Confounding people who believed that President Khama’s reprimand of last year had effectively shut him up, Specially Elected MP, Botsalo Ntuane, came out of his shell swinging, accusing his ruling BDP government of inaction and silence as the newly established Directorate of Intelligence Services is increasingly being accused of torture and harassment of citizens.
Contributing in parliament over the
State President’s budget presented earlier by the Minister of Defence, Justice and Security, Ramadeluka Seretse, Ntuane argued that the recent damning accusations and allegations of maltreatment levelled at DIS were serious in the eyes of the public.
He demanded a snappy response from the government which, to date, has not been availed to the public.
“When the DIS formulation was brought to parliament, there were quite a number of dissenting voices from the MPs and the public alike. Questions over the checks and balances were raised. However, we were assured DIS would serve the best interests of this nation… but these recent damning reports of kidnappings culminating in torture of certain police officers at the hands of DIS are serious. They enhance the fears the MPs and the public had over the institution were well founded. To make matters worse the government has not responded to these allegations thereby consolidating the negative perception the public has over DIS,” noted the youthful maverick legislator.

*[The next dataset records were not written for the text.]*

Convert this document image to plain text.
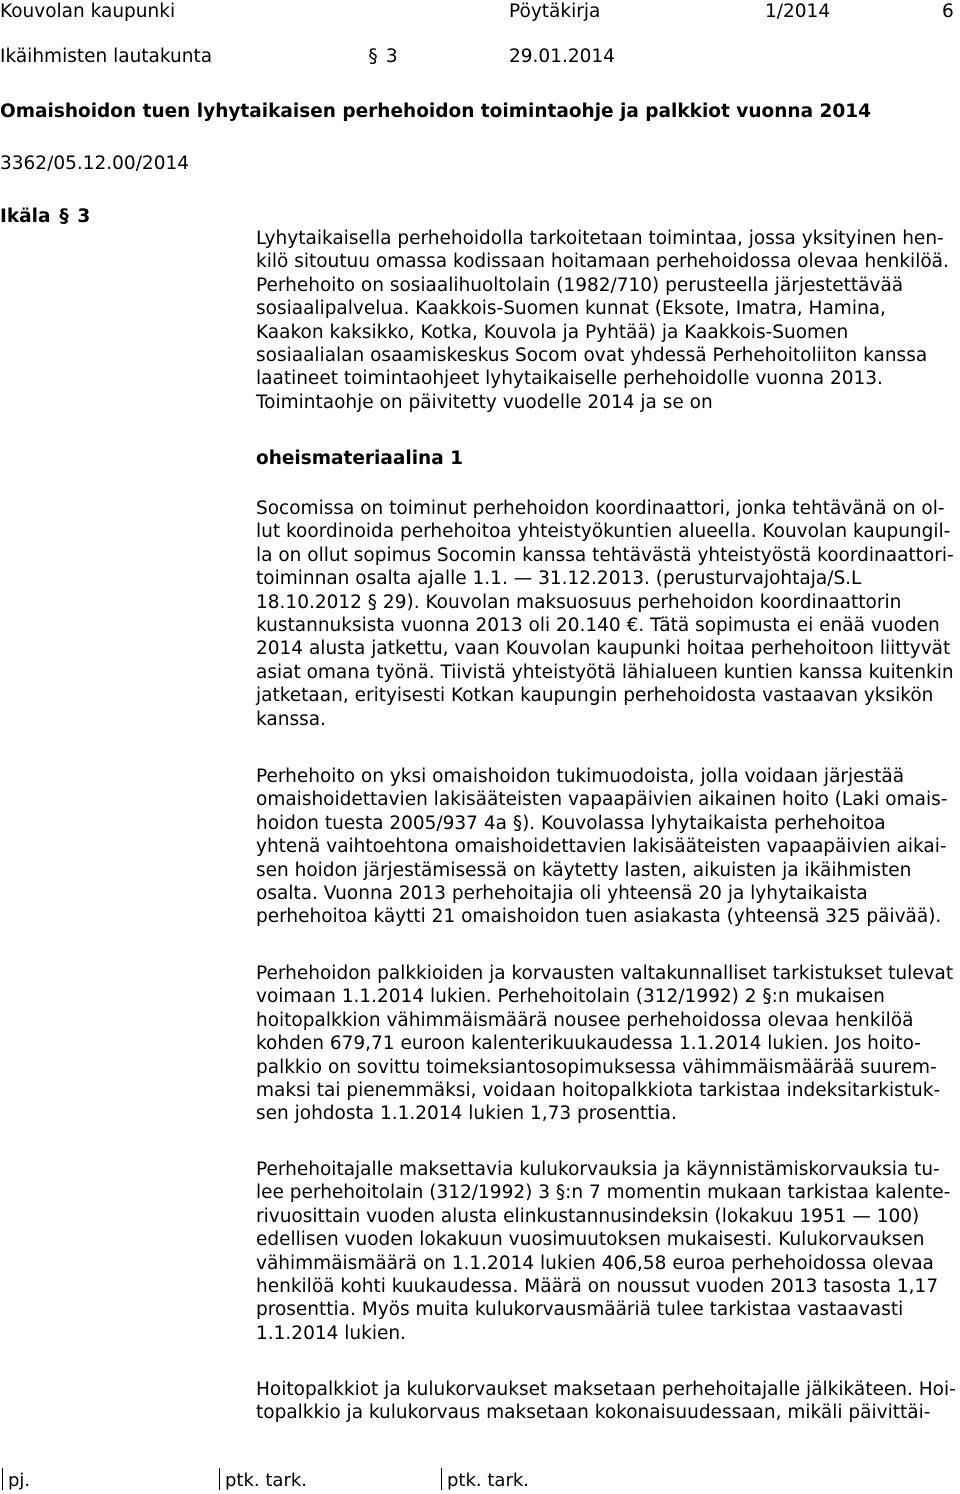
Kouvolan kaupunki	Pöytäkirja	1/2014	6
Ikäihmisten lautakunta	§ 3	29.01.2014
Omaishoidon tuen lyhytaikaisen perhehoidon toimintaohje ja palkkiot vuonna 2014
3362/05.12.00/2014
Ikäla § 3
Lyhytaikaisella perhehoidolla tarkoitetaan toimintaa, jossa yksityinen hen-
kilö sitoutuu omassa kodissaan hoitamaan perhehoidossa olevaa henkilöä.
Perhehoito on sosiaalihuoltolain (1982/710) perusteella järjestettävää
sosiaalipalvelua. Kaakkois-Suomen kunnat (Eksote, Imatra, Hamina,
Kaakon kaksikko, Kotka, Kouvola ja Pyhtää) ja Kaakkois-Suomen
sosiaalialan osaamiskeskus Socom ovat yhdessä Perhehoitoliiton kanssa
laatineet toimintaohjeet lyhytaikaiselle perhehoidolle vuonna 2013.
Toimintaohje on päivitetty vuodelle 2014 ja se on
oheismateriaalina 1
Socomissa on toiminut perhehoidon koordinaattori, jonka tehtävänä on ol-
lut koordinoida perhehoitoa yhteistyökuntien alueella. Kouvolan kaupungil-
la on ollut sopimus Socomin kanssa tehtävästä yhteistyöstä koordinaattori-
toiminnan osalta ajalle 1.1. — 31.12.2013. (perusturvajohtaja/S.L
18.10.2012 § 29). Kouvolan maksuosuus perhehoidon koordinaattorin
kustannuksista vuonna 2013 oli 20.140 €. Tätä sopimusta ei enää vuoden
2014 alusta jatkettu, vaan Kouvolan kaupunki hoitaa perhehoitoon liittyvät
asiat omana työnä. Tiivistä yhteistyötä lähialueen kuntien kanssa kuitenkin
jatketaan, erityisesti Kotkan kaupungin perhehoidosta vastaavan yksikön
kanssa.
Perhehoito on yksi omaishoidon tukimuodoista, jolla voidaan järjestää
omaishoidettavien lakisääteisten vapaapäivien aikainen hoito (Laki omais-
hoidon tuesta 2005/937 4a §). Kouvolassa lyhytaikaista perhehoitoa
yhtenä vaihtoehtona omaishoidettavien lakisääteisten vapaapäivien aikai-
sen hoidon järjestämisessä on käytetty lasten, aikuisten ja ikäihmisten
osalta. Vuonna 2013 perhehoitajia oli yhteensä 20 ja lyhytaikaista
perhehoitoa käytti 21 omaishoidon tuen asiakasta (yhteensä 325 päivää).
Perhehoidon palkkioiden ja korvausten valtakunnalliset tarkistukset tulevat
voimaan 1.1.2014 lukien. Perhehoitolain (312/1992) 2 §:n mukaisen
hoitopalkkion vähimmäismäärä nousee perhehoidossa olevaa henkilöä
kohden 679,71 euroon kalenterikuukaudessa 1.1.2014 lukien. Jos hoito-
palkkio on sovittu toimeksiantosopimuksessa vähimmäismäärää suurem-
maksi tai pienemmäksi, voidaan hoitopalkkiota tarkistaa indeksitarkistuk-
sen johdosta 1.1.2014 lukien 1,73 prosenttia.
Perhehoitajalle maksettavia kulukorvauksia ja käynnistämiskorvauksia tu-
lee perhehoitolain (312/1992) 3 §:n 7 momentin mukaan tarkistaa kalente-
rivuosittain vuoden alusta elinkustannusindeksin (lokakuu 1951 — 100)
edellisen vuoden lokakuun vuosimuutoksen mukaisesti. Kulukorvauksen
vähimmäismäärä on 1.1.2014 lukien 406,58 euroa perhehoidossa olevaa
henkilöä kohti kuukaudessa. Määrä on noussut vuoden 2013 tasosta 1,17
prosenttia. Myös muita kulukorvausmääriä tulee tarkistaa vastaavasti
1.1.2014 lukien.
Hoitopalkkiot ja kulukorvaukset maksetaan perhehoitajalle jälkikäteen. Hoi-
topalkkio ja kulukorvaus maksetaan kokonaisuudessaan, mikäli päivittäi-
pj.	ptk. tark.	ptk. tark.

Last year, Ntuane’s outspokenness over government decision to introduce an alcohol levy nearly cost him parliamentary candidature in the coming national elections scheduled October.
Ntuane, a BDP parliamentary candidate in the opposition-controlled Gaborone North West constituency, told parliament his constituents were privy to reports the DIS were kidnapping and torturing innocent individuals – a development which he says thwarts his campaign strategy as the aspiring MP in the area since government has not provided answers to clear the mist surrounding the allegations.
He said that DIS was quickly losing its image before the eyes of the public, and called on the government to come up with a communication strategy to acquaint the public of the new institution and dispel doubts about its now questionable existence.
He said some African countries are infamous for using their intelligence arms to thwart dissenting voices, adding that it is, therefore, natural that the government should have responded promptly to dispel misconceptions lest DIS becomes “an institution of questions.”
A newly established institution, DIS came into operation last year after being passed by the numerically powerful BDP MPs in parliament amid opposition MPs’ murmurs, which culminated into a boycott of parliament.
Opposition MPs argued the formulation was designed to suppress them.
No sooner had it started operations than complaints ran in the local media screaming torture and kidnappings of people by the institution. To date, the government has not responded to the complaints – a move which does not augur well with some individuals and MPs, particularly the opposition.
“Our rights must not be violated by any institution. This new trend should not be allowed. Something must be done to show it is criminal and illegal to torture and kidnap innocent individuals. These allegations are a source of shame,” the outspoken legislator insists, questioning and doubting the existence of the Tribunal committee, which was recently mandated to monitor the DIS and which, to date, has also not responded to the allegations.
The Botswana Police Service also were at the receiving end, accused of subjecting the public, especially the robust and energetic youth to the lousiest New Year celebrations ever.
“If you could ask the youths they would tell you this was the lousiest New Year they have ever seen. They could not go out. Their private home sessions, including that of a cabinet minister, were invaded and shut down by the overzealous police officers and the gun-toting soldiers,” Ntuane revealed, pleading with the government to guide and provide clarity over these matters lest the officers take the law into their hands, harassing and maltreating the peace-loving Batswana in their homes.
“I am an adult and live my life responsibly and so are most Batswana. Nobody is supposed to tell me how to life my life. It is only when I have offended the law that the law enforcers must intervene,” the concerned legislator said.
Over matters related to DCEC, Ntuane maintained the concerned officers should expand their mandate to encompass the private sector, which he says is inundated with corruption and maladministration.